Equity funds suffered a second consecutive month of outflows in July, while fixed income funds enjoyed another month of strong inflows, according to the latest Fund Flow Index from Calastone, the largest global funds network.
Overall, equity funds shed £240m in July, but ESG and global funds proved to be successful, not least because most ESG funds are global.
Funds focused on UK equities were hardest hit, seeing outflows of £377m in July, taking the two-month total outflow from UK equities to almost £1.1bn. Outflows from equity income funds accelerated, breaking the record for a second consecutive month as investors redeemed £705m of their holdings.
Crucially they are also benefitting from a huge marketing push by the fund management industry in favour of ESG funds, partly in response to very strong investor demand for ESG products and partly because they offer better margins for managers."
Meanwhile, despite notching up their 26th consecutive month of outflows, European equity funds shed only £62m, their lowest level in almost two years, well below the monthly average outflow of £211m. The reduction in negative sentiment towards European funds reflects a relatively effective response to the pandemic.
Global equity funds are the most favoured category at present, however. April to July has seen four of the best eight months on record for global fund inflows, with investors committing almost £3.1bn in new capital to the category. £605m of this was in July alone. The skew towards growth stocks partly explains the inflows to global funds (see comment below for explanation).
But it is in fact the popularity of ESG funds that gives a real clue as to why global equity funds are getting such a boost. ESG funds are overwhelmingly global in nature.
Investor preference for ESG has therefore boosted the overall inflows to the global fund category significantly. Over the last year, one third of the money flowing into global funds has been committed to those focused on ESG investments; in June and July, this proportion rose to more than half (July ESG global inflow was £320m v regular global fund inflow of £285m).
These figures are all the more noteworthy given the far smaller size of the ESG category in terms of assets under management. Calastone's FFI: Global ESG has averaged an astonishing 78.4 year-to-date, meaning that buying activity has outweighed selling activity more than 3:1.
By contrast the overall FFI: Equity has barely stayed in positive territory, averaging 51. Moreover, almost all this ESG money is into actively managed funds (99%).
ESG funds are exploding in popularity. Each of the last four months has set a new record for inflows. Moreover, the total £1.2bn that has flowed into ESG funds since April is greater than all the previous five years combined across the entire FFI on record.
Overall, however, despite the bright spot afforded by active ESG funds, passive funds once again did better than their active counterparts. Active equity funds saw outflows of £638m in July, while passive funds saw inflows of £398m.
Fixed income funds were once again the beneficiary of investor caution. They saw inflows of £653.6m in July. The FFI: Bonds has been in strongly positive territory for 14 of the last 16 months.
Edward Glyn, head of global markets at Calastone said: "Caution on equity markets has prompted outflows from equity funds for two months in a row. Weakness in stock markets in July seems to have justified that scepticism and ensured that June's outflows from equities continued though at a lower level. But even though capital is leaving equity funds overall, a wide gulf is opening up between those funds in favour and those leaving investors cold. The dichotomy between growth and value helps explains why this is happening."
"Record low interest rates are inflating the value of future profits. Growth stocks in particular have more of their value tied up in ‘the future' so their share prices benefit significantly more when money is cheap. Stocks where more of the income is being delivered today benefit less - their valuation depends more on things going well right now.

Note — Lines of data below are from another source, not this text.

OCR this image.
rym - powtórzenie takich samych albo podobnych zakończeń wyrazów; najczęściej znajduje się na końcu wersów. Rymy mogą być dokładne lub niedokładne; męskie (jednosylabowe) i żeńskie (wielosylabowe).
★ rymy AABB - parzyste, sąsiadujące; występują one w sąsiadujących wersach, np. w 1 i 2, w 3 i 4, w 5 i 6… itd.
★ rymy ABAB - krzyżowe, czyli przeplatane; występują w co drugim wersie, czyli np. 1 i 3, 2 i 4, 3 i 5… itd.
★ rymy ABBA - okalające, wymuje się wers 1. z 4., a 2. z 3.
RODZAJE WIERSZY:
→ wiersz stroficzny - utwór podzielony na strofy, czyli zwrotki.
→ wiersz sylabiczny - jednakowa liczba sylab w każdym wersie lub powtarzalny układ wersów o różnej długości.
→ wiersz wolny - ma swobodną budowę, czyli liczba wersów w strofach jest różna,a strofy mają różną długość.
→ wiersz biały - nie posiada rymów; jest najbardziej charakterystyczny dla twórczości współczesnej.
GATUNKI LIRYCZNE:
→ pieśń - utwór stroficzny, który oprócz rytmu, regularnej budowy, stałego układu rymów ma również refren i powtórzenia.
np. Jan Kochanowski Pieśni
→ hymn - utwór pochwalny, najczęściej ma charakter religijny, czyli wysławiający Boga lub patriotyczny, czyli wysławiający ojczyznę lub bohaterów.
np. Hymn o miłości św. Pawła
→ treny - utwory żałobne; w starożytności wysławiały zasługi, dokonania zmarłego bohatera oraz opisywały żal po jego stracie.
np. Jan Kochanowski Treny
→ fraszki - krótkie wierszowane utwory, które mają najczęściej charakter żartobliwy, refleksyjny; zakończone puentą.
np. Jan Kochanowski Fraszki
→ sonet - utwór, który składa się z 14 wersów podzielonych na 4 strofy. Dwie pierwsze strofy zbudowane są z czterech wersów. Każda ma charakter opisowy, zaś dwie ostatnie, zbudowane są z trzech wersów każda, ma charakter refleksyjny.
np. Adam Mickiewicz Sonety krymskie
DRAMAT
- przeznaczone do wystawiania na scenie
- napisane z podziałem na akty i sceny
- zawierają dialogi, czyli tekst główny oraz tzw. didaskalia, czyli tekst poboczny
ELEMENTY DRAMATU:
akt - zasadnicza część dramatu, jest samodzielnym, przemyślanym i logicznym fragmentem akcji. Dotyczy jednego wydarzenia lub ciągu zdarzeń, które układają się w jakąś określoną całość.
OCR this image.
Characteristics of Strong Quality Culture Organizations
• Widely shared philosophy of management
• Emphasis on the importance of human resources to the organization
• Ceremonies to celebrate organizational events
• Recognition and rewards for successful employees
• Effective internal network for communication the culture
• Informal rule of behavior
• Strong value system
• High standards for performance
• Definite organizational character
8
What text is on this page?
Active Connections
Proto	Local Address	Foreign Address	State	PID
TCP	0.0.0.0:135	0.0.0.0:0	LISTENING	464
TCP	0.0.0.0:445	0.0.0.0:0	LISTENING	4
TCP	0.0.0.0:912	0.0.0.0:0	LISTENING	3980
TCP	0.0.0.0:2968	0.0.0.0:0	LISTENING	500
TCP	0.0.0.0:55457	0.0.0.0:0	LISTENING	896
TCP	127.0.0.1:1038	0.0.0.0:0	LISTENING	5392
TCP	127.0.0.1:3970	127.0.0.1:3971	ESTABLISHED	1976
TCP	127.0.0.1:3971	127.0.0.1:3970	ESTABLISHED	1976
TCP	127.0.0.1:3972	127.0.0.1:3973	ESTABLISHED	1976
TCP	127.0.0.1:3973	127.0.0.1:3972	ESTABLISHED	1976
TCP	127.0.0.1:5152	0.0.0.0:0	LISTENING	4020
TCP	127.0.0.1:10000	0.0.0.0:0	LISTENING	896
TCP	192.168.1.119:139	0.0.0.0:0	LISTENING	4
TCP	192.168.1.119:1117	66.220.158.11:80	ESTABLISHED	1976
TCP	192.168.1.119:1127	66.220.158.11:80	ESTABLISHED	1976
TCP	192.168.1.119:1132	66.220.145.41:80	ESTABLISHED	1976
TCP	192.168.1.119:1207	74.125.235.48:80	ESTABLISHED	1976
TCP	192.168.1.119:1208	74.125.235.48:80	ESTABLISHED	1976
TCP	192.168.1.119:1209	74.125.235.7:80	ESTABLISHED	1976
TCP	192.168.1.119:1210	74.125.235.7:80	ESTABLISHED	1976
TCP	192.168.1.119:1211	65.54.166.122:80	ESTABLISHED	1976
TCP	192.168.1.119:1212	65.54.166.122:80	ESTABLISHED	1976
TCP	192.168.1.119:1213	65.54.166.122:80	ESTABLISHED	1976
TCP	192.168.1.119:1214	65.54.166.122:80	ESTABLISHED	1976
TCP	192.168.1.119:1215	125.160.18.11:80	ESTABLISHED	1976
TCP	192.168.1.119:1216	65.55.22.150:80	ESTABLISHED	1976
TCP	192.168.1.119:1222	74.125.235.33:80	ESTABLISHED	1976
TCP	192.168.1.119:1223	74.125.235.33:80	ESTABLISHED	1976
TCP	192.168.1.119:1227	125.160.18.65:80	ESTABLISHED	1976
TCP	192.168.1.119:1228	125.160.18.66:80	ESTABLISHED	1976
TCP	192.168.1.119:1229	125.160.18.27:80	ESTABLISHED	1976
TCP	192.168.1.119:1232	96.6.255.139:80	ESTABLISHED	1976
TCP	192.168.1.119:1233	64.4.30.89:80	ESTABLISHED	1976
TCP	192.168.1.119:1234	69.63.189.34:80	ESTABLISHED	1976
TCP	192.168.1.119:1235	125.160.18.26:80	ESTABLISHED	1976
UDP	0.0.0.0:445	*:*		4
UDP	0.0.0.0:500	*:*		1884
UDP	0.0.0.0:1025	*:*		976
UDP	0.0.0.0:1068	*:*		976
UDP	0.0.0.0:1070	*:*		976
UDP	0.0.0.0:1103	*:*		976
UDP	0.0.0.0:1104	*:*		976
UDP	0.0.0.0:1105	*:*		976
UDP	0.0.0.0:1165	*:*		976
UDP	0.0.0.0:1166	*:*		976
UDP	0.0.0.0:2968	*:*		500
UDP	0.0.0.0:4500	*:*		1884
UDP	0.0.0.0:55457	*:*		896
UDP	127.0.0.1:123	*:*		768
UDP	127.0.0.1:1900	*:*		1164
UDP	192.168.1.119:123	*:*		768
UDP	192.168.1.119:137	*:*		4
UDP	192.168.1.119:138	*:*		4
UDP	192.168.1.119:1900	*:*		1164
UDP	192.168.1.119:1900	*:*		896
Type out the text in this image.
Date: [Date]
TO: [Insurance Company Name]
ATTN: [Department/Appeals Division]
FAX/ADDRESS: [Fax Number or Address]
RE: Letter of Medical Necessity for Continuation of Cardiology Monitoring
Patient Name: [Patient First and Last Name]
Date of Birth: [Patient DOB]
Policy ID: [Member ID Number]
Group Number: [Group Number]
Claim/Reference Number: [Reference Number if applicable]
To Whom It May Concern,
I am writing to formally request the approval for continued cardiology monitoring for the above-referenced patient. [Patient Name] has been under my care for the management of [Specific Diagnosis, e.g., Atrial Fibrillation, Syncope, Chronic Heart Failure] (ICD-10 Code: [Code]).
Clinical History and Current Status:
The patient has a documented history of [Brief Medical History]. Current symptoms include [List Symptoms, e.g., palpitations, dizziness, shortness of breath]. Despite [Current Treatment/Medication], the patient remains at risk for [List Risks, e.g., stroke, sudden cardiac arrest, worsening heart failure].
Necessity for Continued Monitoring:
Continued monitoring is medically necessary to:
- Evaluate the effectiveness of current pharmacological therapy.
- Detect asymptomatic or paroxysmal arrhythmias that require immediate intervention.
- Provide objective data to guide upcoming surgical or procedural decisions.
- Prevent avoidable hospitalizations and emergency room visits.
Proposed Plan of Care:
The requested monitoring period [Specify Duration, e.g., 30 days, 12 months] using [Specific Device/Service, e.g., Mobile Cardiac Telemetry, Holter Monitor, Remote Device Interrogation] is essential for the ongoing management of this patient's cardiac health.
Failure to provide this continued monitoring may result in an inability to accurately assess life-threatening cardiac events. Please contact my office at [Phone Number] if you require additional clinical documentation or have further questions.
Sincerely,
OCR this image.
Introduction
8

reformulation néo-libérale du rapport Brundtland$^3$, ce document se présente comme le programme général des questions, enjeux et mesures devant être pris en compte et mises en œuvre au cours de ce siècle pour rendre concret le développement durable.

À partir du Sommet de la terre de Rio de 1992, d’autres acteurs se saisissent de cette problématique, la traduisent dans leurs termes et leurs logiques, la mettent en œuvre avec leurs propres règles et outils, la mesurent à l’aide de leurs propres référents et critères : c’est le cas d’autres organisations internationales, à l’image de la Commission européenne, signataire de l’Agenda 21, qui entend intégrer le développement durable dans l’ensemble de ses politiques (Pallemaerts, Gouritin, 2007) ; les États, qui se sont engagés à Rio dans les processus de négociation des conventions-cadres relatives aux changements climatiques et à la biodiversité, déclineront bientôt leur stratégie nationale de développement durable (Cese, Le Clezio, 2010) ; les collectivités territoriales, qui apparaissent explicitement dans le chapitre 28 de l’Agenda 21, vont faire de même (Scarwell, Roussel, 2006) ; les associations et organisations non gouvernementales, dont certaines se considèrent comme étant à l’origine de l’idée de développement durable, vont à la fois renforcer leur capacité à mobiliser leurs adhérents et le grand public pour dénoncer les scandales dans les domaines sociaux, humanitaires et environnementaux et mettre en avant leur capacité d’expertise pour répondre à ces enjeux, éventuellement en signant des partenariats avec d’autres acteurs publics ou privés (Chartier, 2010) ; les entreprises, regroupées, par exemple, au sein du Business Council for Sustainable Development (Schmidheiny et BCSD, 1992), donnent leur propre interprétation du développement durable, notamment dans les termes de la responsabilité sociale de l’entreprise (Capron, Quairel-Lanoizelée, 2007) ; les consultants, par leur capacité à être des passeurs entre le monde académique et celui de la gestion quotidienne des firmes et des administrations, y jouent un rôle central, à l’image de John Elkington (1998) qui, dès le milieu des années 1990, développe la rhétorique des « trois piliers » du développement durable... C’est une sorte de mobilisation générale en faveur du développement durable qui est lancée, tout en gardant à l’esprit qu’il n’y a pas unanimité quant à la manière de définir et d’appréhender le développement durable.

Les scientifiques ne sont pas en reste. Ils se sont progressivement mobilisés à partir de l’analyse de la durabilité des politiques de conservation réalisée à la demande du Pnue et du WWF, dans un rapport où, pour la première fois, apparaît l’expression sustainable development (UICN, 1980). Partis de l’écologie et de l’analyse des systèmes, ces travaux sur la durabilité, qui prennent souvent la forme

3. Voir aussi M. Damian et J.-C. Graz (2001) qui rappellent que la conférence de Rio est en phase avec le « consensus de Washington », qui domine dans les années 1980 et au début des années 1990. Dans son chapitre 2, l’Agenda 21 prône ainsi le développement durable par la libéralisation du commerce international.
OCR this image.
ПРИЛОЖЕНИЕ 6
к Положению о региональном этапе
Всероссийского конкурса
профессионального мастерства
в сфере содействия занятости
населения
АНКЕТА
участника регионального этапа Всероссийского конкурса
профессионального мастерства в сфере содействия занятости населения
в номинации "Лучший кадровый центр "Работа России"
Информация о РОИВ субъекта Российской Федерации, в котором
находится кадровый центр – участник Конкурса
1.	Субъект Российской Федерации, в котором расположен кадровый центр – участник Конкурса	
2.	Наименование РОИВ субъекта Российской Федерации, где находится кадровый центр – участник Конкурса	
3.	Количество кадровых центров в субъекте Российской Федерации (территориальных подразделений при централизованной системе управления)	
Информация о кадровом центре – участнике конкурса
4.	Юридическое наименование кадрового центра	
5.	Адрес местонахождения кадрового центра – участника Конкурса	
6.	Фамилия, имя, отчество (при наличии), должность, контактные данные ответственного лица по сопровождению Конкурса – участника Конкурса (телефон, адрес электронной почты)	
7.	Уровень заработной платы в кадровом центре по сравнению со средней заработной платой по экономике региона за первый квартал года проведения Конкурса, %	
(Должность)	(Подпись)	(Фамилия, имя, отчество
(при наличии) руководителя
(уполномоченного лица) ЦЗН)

"With so many ‘value stocks', many of which have cut dividends hard, it's no wonder the UK stock market has underperformed in the global market rally since March. This explains the outflows from UK-focused funds and helps explain the increased surge in outflows from income funds."
"Meanwhile, global funds, where growth stocks make up a larger share of holdings, are benefiting from a flood of inflows. But crucially they are also benefitting from a huge marketing push by the fund management industry in favour of ESG funds, partly in response to very strong investor demand for ESG products and partly because they offer better margins for managers.
"Indeed because ESG funds tend to be actively managed, they are also the one area of real strength for active equity funds, which are otherwise suffering at the expense of their passive counterparts."